Step by step: how to build a viable hydrogen ecosystem

The world is betting on hydrogen. This simplest of elements is increasingly being regarded as a big part of the solution to global climate change. Industry analysts at Wood Mackenzie are tracking nearly 800 low-carbon hydrogen projects with more than 300 Gigawatts of projected electrolyzer capacity – a pipeline of projects that has tripled since the spring of 2021. The International Energy Agency, meanwhile, has almost 1,000 such projects in its own database and says there is still not enough investment to satisfy expected demand.

A lot of this enthusiasm is justified. Producing ‘green’ hydrogen through water electrolysis powered by renewable energy is a simple, proven technology that, most importantly, produces no carbon dioxide or other greenhouse gas emissions. As an alternative, ‘blue’ hydrogen, derived from natural gas but with 95% of the emissions captured at source, is also mostly CO2-free. And there are other clean and colorful variants, such as ‘turquoise’ hydrogen, which makes use of an established chemical process; and ‘pink’ hydrogen, where the electrolysis is powered by a nuclear reactor. 

Once it has been produced, hydrogen is safe to use and transport, able to make use of a lot of existing natural gas infrastructure. It can help decarbonize so-called ‘hard-to-abate’ industrial processes like steel and chemicals production that require a lot of heat and are hard to electrify. There should also be, in time, applications in long-distance transport and even in domestic heating networks. Best of all, hydrogen can be used for long-term energy storage, making it an ideal complement to intermittent renewables in supplying the electricity grid – alongside batteries that can provide shorter term energy storage solutions. 

Despite all of these advantages, we must remember that the world is only at the start of a potential ‘hydrogen economy’. Today’s production volumes of hydrogen are tiny; almost all of it is grey, in other words, produced using natural gas with the CO2 emitted into the atmosphere; and its use is mostly confined to the petrochemical industry. 

What we need to scale clean hydrogen production and develop a proper ecosystem (that also covers transport, storage and end markets) are primarily two things. First, government incentives. These can come either in the form of carrots: such as subsidies to help reduce the price of green hydrogen from around $5-10 per kilogram now to the $2/kg that would see production volumes increase dramatically; or as sticks: for example, binding requirements for hydrogen use, such as a certain percentage needing to be blended into domestic gas heating systems. The $3/kg subsidy built into the Inflation Reduction Act just passed in the US, is a good example of the former.

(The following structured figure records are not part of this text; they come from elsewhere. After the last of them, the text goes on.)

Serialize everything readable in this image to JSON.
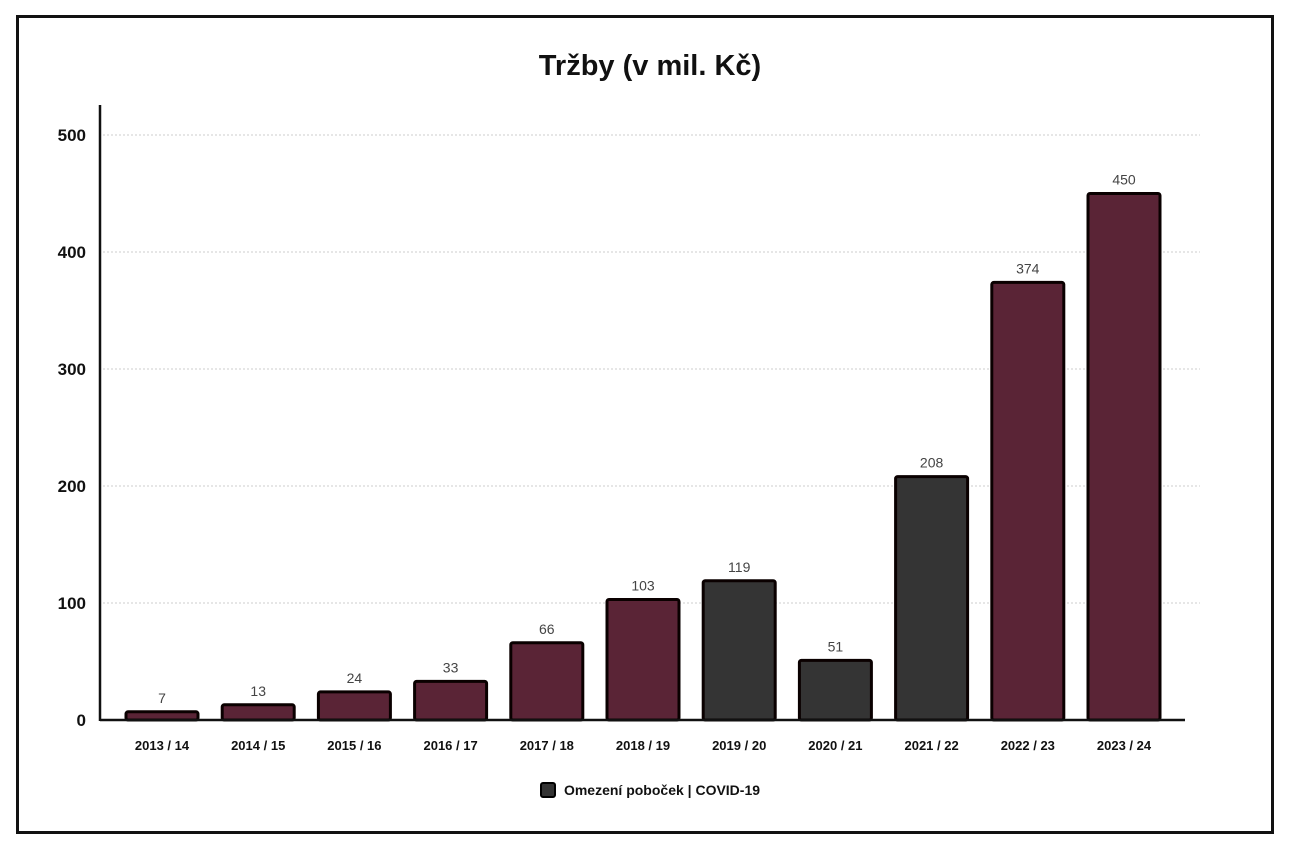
{
  "chart_data": {
    "type": "bar",
    "title": "Tržby (v mil. Kč)",
    "xlabel": "",
    "ylabel": "",
    "ylim": [
      0,
      500
    ],
    "yticks": [
      0,
      100,
      200,
      300,
      400,
      500
    ],
    "grid": "horizontal dotted",
    "categories": [
      "2013 / 14",
      "2014 / 15",
      "2015 / 16",
      "2016 / 17",
      "2017 / 18",
      "2018 / 19",
      "2019 / 20",
      "2020 / 21",
      "2021 / 22",
      "2022 / 23",
      "2023 / 24"
    ],
    "values": [
      7,
      13,
      24,
      33,
      66,
      103,
      119,
      51,
      208,
      374,
      450
    ],
    "highlighted": [
      false,
      false,
      false,
      false,
      false,
      false,
      true,
      true,
      true,
      false,
      false
    ],
    "colors": {
      "default": "#5a2436",
      "highlighted": "#343434"
    },
    "legend": {
      "placement": "bottom",
      "entries": [
        {
          "label": "Omezení poboček | COVID-19",
          "color": "#343434"
        }
      ]
    }
  }
}
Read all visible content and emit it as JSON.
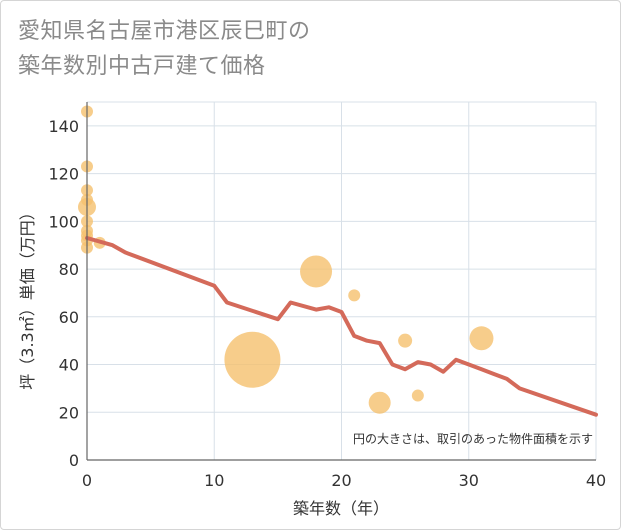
{
  "title_lines": [
    "愛知県名古屋市港区辰巳町の",
    "築年数別中古戸建て価格"
  ],
  "chart_data": {
    "type": "scatter+line",
    "title": "愛知県名古屋市港区辰巳町の築年数別中古戸建て価格",
    "xlabel": "築年数（年）",
    "ylabel": "坪（3.3㎡）単価（万円）",
    "xlim": [
      0,
      40
    ],
    "ylim": [
      0,
      150
    ],
    "x_ticks": [
      0,
      10,
      20,
      30,
      40
    ],
    "y_ticks": [
      0,
      20,
      40,
      60,
      80,
      100,
      120,
      140
    ],
    "grid": true,
    "note": "円の大きさは、取引のあった物件面積を示す",
    "colors": {
      "bubble": "#f5c06e",
      "line": "#d46a5a",
      "grid": "#d8e0e8",
      "axis": "#666666"
    },
    "scatter": [
      {
        "x": 0,
        "y": 146,
        "size": 6
      },
      {
        "x": 0,
        "y": 123,
        "size": 6
      },
      {
        "x": 0,
        "y": 113,
        "size": 6
      },
      {
        "x": 0,
        "y": 109,
        "size": 6
      },
      {
        "x": 0,
        "y": 106,
        "size": 9
      },
      {
        "x": 0,
        "y": 100,
        "size": 6
      },
      {
        "x": 0,
        "y": 96,
        "size": 6
      },
      {
        "x": 0,
        "y": 94,
        "size": 6
      },
      {
        "x": 0,
        "y": 92,
        "size": 6
      },
      {
        "x": 0,
        "y": 89,
        "size": 6
      },
      {
        "x": 1,
        "y": 91,
        "size": 6
      },
      {
        "x": 13,
        "y": 42,
        "size": 28
      },
      {
        "x": 18,
        "y": 79,
        "size": 16
      },
      {
        "x": 21,
        "y": 69,
        "size": 6
      },
      {
        "x": 23,
        "y": 24,
        "size": 11
      },
      {
        "x": 25,
        "y": 50,
        "size": 7
      },
      {
        "x": 26,
        "y": 27,
        "size": 6
      },
      {
        "x": 31,
        "y": 51,
        "size": 12
      }
    ],
    "trend": {
      "x": [
        0,
        2,
        3,
        10,
        11,
        15,
        16,
        18,
        19,
        20,
        21,
        22,
        23,
        24,
        25,
        26,
        27,
        28,
        29,
        30,
        31,
        32,
        33,
        34,
        40
      ],
      "y": [
        93,
        90,
        87,
        73,
        66,
        59,
        66,
        63,
        64,
        62,
        52,
        50,
        49,
        40,
        38,
        41,
        40,
        37,
        42,
        40,
        38,
        36,
        34,
        30,
        19
      ]
    }
  }
}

The second important element is for end users to be prepared to pay a premium to use hydrogen (and its close cousin, ammonia) until prices decline to the point where they are competitive, and the free market can kick in. Again, this can be encouraged through public policy. But it will take time for all of this to be put into place.

Most in the industry, however, are confident it will happen. This explains the steady drumbeat of new projects and the fact that off-takers (end users) are willing to sign multi-year agreements to take the output of a particular development. That, in turn, gives comfort to investors and banks to support a project with the necessary loans and equity financing. 

The main area of discovery now underway in the industry is at what price and for how long and on what terms will hydrogen buyers commit.  We have built economic and financial models for hydrogen projects which can calculate the required prices. Our analysis shows that low electricity input prices are a key driver of hydrogen prices.  This means countries who can produce the lowest cost electricity will have a natural advantage as the hydrogen suppliers of the future.

Our role at Societe Generale is both as a traditional project finance house, advising on the capital structure, raising and lending the debt for new projects; and, increasingly, as a commercial adviser, where we introduce developers and off-takers to each other, bring in due diligence experts and often start helping the client a year or more before any financing takes place. 

While the hydrogen phenomenon is a global one, Asia boasts some of the most interesting potential: Australia is likely to be one of the world’s biggest – perhaps even the leading – producer of green hydrogen and green ammonia given its vast quantities of land, sun and wind. India is a very low-cost electricity producer, and with a long history of ammonia production means it could also become a hydrogen and green ammonia champion of the future.  Japan, South Korea and South-East Asia will become large consumers of hydrogen and ammonia, with a lot of infrastructure already in place – Japan has 38 LNG terminals, by far the most in the world. Their shipbuilders are also working on a variety of dedicated hydrogen and ammonia carriers, while Singapore is planning a regional pipeline network with Malaysia and Indonesia. 

There will be disappointments as projects and developers are narrowed out over the next few years. Not everyone has the risk capital and management capacity to survive. But this is ultimately a healthy process and we are confident that the end result will be a sound and economically viable hydrogen sector that can contribute meaningfully to our planet reaching net zero emissions.